Her statement shocked him. Not because of the words themselves, but that she actually seemed to believe what she was saying.

“I don’t believe that. You seem as though you’re pretty stable.”

Her hand rested on her chest. “Me? I grew up with a single mom who was convinced she was a Muse meant to inspire creativity in her male soul mates. Well, if my dad was her soul mate, how could he leave her to bring up a child on her own?”

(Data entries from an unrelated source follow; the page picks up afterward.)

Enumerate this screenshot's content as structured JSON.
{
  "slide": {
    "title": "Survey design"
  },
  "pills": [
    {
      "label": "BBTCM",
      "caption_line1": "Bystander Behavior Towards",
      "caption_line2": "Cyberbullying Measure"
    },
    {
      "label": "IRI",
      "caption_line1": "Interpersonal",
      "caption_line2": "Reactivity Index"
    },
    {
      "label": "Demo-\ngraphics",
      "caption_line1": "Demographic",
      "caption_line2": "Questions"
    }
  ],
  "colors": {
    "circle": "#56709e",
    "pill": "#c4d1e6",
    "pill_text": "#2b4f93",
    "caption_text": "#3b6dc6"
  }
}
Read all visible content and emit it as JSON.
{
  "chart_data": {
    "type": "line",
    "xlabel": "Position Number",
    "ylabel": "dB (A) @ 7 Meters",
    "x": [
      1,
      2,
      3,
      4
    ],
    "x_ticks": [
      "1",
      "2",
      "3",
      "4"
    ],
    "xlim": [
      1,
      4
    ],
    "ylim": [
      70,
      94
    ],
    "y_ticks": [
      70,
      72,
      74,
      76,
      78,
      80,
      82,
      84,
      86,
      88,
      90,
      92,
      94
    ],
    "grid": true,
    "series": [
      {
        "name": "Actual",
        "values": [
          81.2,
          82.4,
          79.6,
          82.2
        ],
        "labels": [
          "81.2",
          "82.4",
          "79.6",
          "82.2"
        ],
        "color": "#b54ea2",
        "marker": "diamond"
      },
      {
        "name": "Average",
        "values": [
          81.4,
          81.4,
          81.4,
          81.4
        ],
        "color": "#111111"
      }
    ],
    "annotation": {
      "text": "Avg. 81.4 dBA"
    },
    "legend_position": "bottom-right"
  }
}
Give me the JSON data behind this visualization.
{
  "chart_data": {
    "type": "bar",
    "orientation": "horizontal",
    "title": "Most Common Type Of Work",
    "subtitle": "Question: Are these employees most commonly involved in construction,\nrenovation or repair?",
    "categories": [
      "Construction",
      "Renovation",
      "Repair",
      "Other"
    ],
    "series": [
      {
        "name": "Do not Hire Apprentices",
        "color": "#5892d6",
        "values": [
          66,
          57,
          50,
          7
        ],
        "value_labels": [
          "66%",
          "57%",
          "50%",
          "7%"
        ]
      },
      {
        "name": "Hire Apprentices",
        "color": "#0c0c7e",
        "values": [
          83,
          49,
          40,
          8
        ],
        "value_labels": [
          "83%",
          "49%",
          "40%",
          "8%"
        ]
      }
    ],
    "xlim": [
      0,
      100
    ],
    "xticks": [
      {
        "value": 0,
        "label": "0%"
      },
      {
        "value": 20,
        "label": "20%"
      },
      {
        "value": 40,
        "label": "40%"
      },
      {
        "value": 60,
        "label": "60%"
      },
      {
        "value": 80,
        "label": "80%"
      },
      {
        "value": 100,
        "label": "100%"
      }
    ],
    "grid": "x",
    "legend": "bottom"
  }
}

All right, her mom sounded like a world class wackadoo. He didn’t believe in Muses any more than he believed in the Tooth Fairy, but Portia wasn’t anything like her mother and he sure as hell wasn’t anything like her father. He’d been close to his own father once upon a time, before Ryan had screwed it all up by refusing to come clean about how he’d lost millions of dollars.

He unbuckled his seatbelt and took her hand, entwining his fingers with hers. “Not all men are like that.”

She gave him a sad smile. “I know. But it’s not as though I had a great role model when it comes to being a mom.” She squeezed his hand and released their hold, as if she appreciated his comfort but didn’t require it any longer. “And look at me. I’m in my mid-twenties, and I’m both penniless and jobless.”

“But not homeless.”

“No, not now. But in three months? I could be sleeping on a cot in a homeless shelter.”

Raised with two loving parents in a mansion, he had no idea what it was like to be homeless. He’d never realized how much he took for granted. He tried not to feel guilty about his plan to sell their home. After all, once they each got a couple of million in their bank accounts, she wouldn’t ever have to worry about having a roof over her head again, and he’d be on his way to proving to his family that he could be trusted.

“I’d never let that happen to you.”

She reached out and patted his thigh. “That’s sweet of you to say. We’ll see what happens. For now we’re roomies. Marriage and children aren’t on either of our agendas. But sex? That’s an altogether different story.” She shot him a sly smile and opened her car door to greet an approaching Braden.